The most enlightening aspect of this historical account is the fact that Dutch were on the same trajectory as the United States in terms of car use and growth. Shortly after WWII the car became the idealized means of transport. A status symbol of prosperity and the rebirth of a nation. Moving into the 1950’s and 1960’s, the same form of “urban renewal” took place. The destruction of buildings and cities to make way for widening streets and parking lots to accommodate the growing demand. And in the 1970’s the same oil and economic crisis hit the Netherlands, devastating the nation. However, at this point in time is where the Dutch reached a pinnacle conclusion that would forever change their nation, culture, and lifestyle.
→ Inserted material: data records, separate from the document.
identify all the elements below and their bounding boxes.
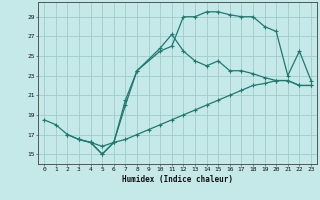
X-axis label: Humidex (Indice chaleur): Humidex (Indice chaleur)	[122, 175, 233, 184]
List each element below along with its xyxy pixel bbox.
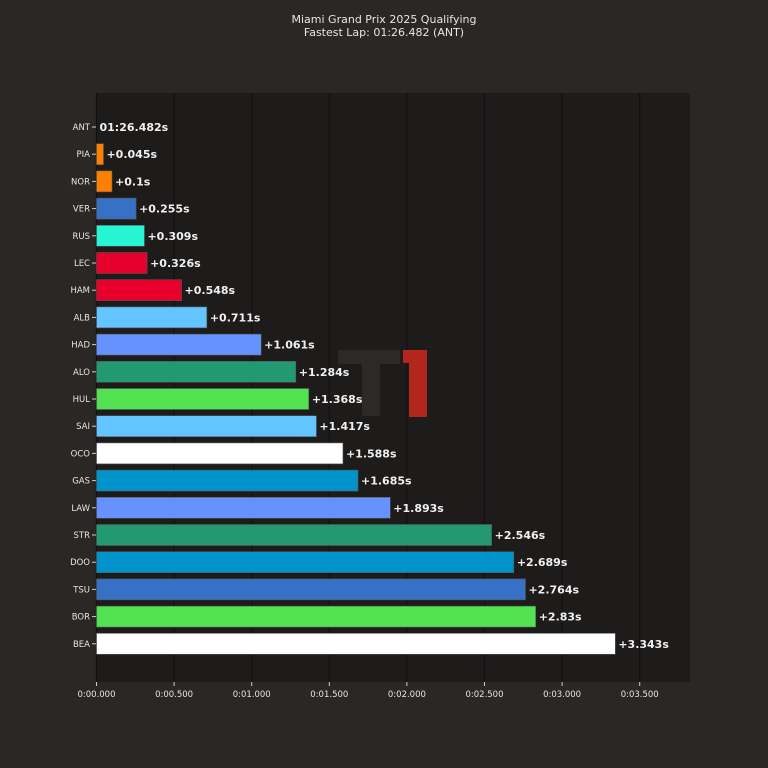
bar-data-label: +1.061s [264, 339, 315, 352]
bar-data-label: +0.711s [210, 311, 261, 324]
chart-subtitle: Fastest Lap: 01:26.482 (ANT) [303, 26, 465, 39]
bar-data-label: +2.764s [528, 583, 579, 596]
chart-title-block: Miami Grand Prix 2025 Qualifying Fastest… [0, 13, 768, 39]
y-tick-label: LEC [74, 259, 90, 269]
y-tick-label: ALO [73, 368, 90, 378]
watermark-logo-accent [409, 350, 427, 417]
bar-data-label: +1.284s [299, 366, 350, 379]
x-tick-label: 0:01.000 [233, 690, 271, 700]
y-tick-label: ALB [74, 313, 91, 323]
bar-data-label: +2.83s [539, 611, 582, 624]
bar-data-label: +2.546s [495, 529, 546, 542]
bar-data-label: +0.326s [150, 257, 201, 270]
bar [96, 415, 317, 438]
bar [96, 578, 526, 601]
bar [96, 632, 616, 655]
bar [96, 170, 113, 193]
bar-data-label: +0.309s [147, 230, 198, 243]
y-tick-label: HAM [70, 286, 90, 296]
y-tick-label: NOR [71, 177, 90, 187]
watermark-logo-bar [338, 350, 400, 364]
y-tick-label: RUS [72, 232, 90, 242]
bar-data-label: +2.689s [517, 556, 568, 569]
y-tick-label: TSU [72, 585, 90, 595]
bar [96, 524, 492, 546]
bar-data-label: +0.045s [106, 148, 157, 161]
y-tick-label: HAD [71, 341, 90, 351]
bar [96, 469, 359, 492]
bar [96, 388, 310, 410]
y-tick-label: GAS [72, 477, 90, 487]
bar-data-label: +1.685s [361, 475, 412, 488]
y-tick-label: HUL [73, 395, 91, 405]
y-tick-label: LAW [71, 504, 90, 514]
y-tick-label: BEA [73, 640, 90, 650]
y-tick-label: BOR [72, 613, 90, 623]
bar [96, 496, 391, 519]
bar [96, 279, 182, 302]
bar [96, 306, 208, 329]
bar-data-label: +0.548s [185, 284, 236, 297]
bar-data-label: +1.893s [393, 502, 444, 515]
bar [96, 442, 344, 465]
bar [96, 197, 137, 220]
x-tick-label: 0:01.500 [310, 690, 348, 700]
bar-data-label: +3.343s [618, 638, 669, 651]
bar-data-label: +0.255s [139, 203, 190, 216]
watermark-logo-stem [362, 364, 380, 416]
y-tick-label: PIA [77, 150, 91, 160]
bar-data-label: 01:26.482s [100, 121, 169, 134]
y-tick-label: VER [73, 205, 90, 215]
y-tick-label: SAI [76, 422, 90, 432]
y-tick-label: OCO [71, 449, 91, 459]
chart-title: Miami Grand Prix 2025 Qualifying [291, 13, 477, 26]
bar [96, 605, 537, 628]
bar-data-label: +1.588s [346, 447, 397, 460]
bar [96, 360, 297, 383]
bar [96, 551, 515, 574]
x-tick-label: 0:03.000 [543, 690, 581, 700]
bar [96, 252, 148, 274]
bar-data-label: +0.1s [115, 175, 151, 188]
x-tick-label: 0:00.000 [77, 690, 115, 700]
bar-data-label: +1.417s [319, 420, 370, 433]
bar [96, 143, 104, 165]
y-tick-label: ANT [73, 123, 91, 133]
bar-data-label: +1.368s [312, 393, 363, 406]
y-tick-label: STR [74, 531, 91, 541]
x-tick-label: 0:02.500 [465, 690, 503, 700]
bar [96, 225, 145, 247]
y-tick-label: DOO [70, 558, 90, 568]
x-tick-label: 0:02.000 [388, 690, 426, 700]
bar [96, 333, 262, 356]
x-tick-label: 0:00.500 [155, 690, 193, 700]
x-tick-label: 0:03.500 [621, 690, 659, 700]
As deaths from motor vehicles steadily rose (3300 deaths in 1971 alone, and of those deaths, 400 were children under the age of 14) the public declared a crisis. This public outcry coincided with the oil crisis and politicians used this historical moment to forever change transportation in the Netherlands.
Deliberate choices (as supported by the nation) influenced design, policy and education in the Netherlands. Financed by the national government- the first cycle route was built. The cycle route increased cycling by 30 to 60 percent (percentage dependant on city – not national percentage rate). This proved the theory that “if you build it, they will come”, this concept can be easily seen in Portland, Seattle, and Minneapolis where investments in bike and ped. infrastructure increases use of those modes. The shift from car-centric policies to ones that promote other modes is not an easy feat. It took political will on a national and municipal level and public intolerance of vehicular related deaths to make the shift.
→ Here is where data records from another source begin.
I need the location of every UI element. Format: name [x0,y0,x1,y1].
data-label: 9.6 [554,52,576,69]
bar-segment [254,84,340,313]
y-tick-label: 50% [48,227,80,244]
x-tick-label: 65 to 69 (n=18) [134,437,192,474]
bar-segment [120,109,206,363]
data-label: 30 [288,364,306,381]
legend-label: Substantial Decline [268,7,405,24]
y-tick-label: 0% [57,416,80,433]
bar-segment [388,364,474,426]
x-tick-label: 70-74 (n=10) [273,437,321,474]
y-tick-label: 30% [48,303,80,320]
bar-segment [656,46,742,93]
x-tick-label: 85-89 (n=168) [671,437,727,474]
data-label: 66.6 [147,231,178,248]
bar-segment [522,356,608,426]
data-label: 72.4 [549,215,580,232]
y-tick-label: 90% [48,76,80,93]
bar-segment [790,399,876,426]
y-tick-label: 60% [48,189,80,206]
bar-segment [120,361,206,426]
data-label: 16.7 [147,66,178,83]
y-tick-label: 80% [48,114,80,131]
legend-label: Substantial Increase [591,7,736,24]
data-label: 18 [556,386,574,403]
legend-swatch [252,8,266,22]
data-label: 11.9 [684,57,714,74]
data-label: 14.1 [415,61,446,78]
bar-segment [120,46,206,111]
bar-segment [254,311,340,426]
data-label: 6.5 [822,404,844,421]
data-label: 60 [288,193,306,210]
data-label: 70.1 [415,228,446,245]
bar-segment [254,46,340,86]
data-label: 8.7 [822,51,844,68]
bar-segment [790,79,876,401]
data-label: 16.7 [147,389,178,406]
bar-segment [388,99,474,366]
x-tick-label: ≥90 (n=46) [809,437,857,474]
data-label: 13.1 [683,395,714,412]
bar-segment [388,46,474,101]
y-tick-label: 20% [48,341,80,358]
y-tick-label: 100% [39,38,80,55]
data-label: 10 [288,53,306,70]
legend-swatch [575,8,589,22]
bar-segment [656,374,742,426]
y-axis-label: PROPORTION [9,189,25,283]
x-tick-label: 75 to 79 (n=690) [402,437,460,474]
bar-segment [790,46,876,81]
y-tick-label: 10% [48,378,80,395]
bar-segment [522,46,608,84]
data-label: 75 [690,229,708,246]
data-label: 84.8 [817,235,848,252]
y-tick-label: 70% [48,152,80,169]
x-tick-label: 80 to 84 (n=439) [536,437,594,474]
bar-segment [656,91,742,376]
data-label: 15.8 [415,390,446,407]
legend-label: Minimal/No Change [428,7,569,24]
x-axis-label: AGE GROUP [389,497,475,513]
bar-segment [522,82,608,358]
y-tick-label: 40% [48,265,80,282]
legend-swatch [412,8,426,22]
Although I live in the U.S. which remained car-centric after the 1970’s oil crisis and continues to support personal vehicles as a valid means transport. I admire, and perhaps a little envious, of the fact that the people of the Netherlands recognized the deaths of innocent people in their communities, and the environmental degradations that was happening, and opted take responsibility and acted on it in a selfless way. The safety for their children rather than the connivance of mobility was a priority, and that the nation as a whole was represented by their leaders and forever changed culture.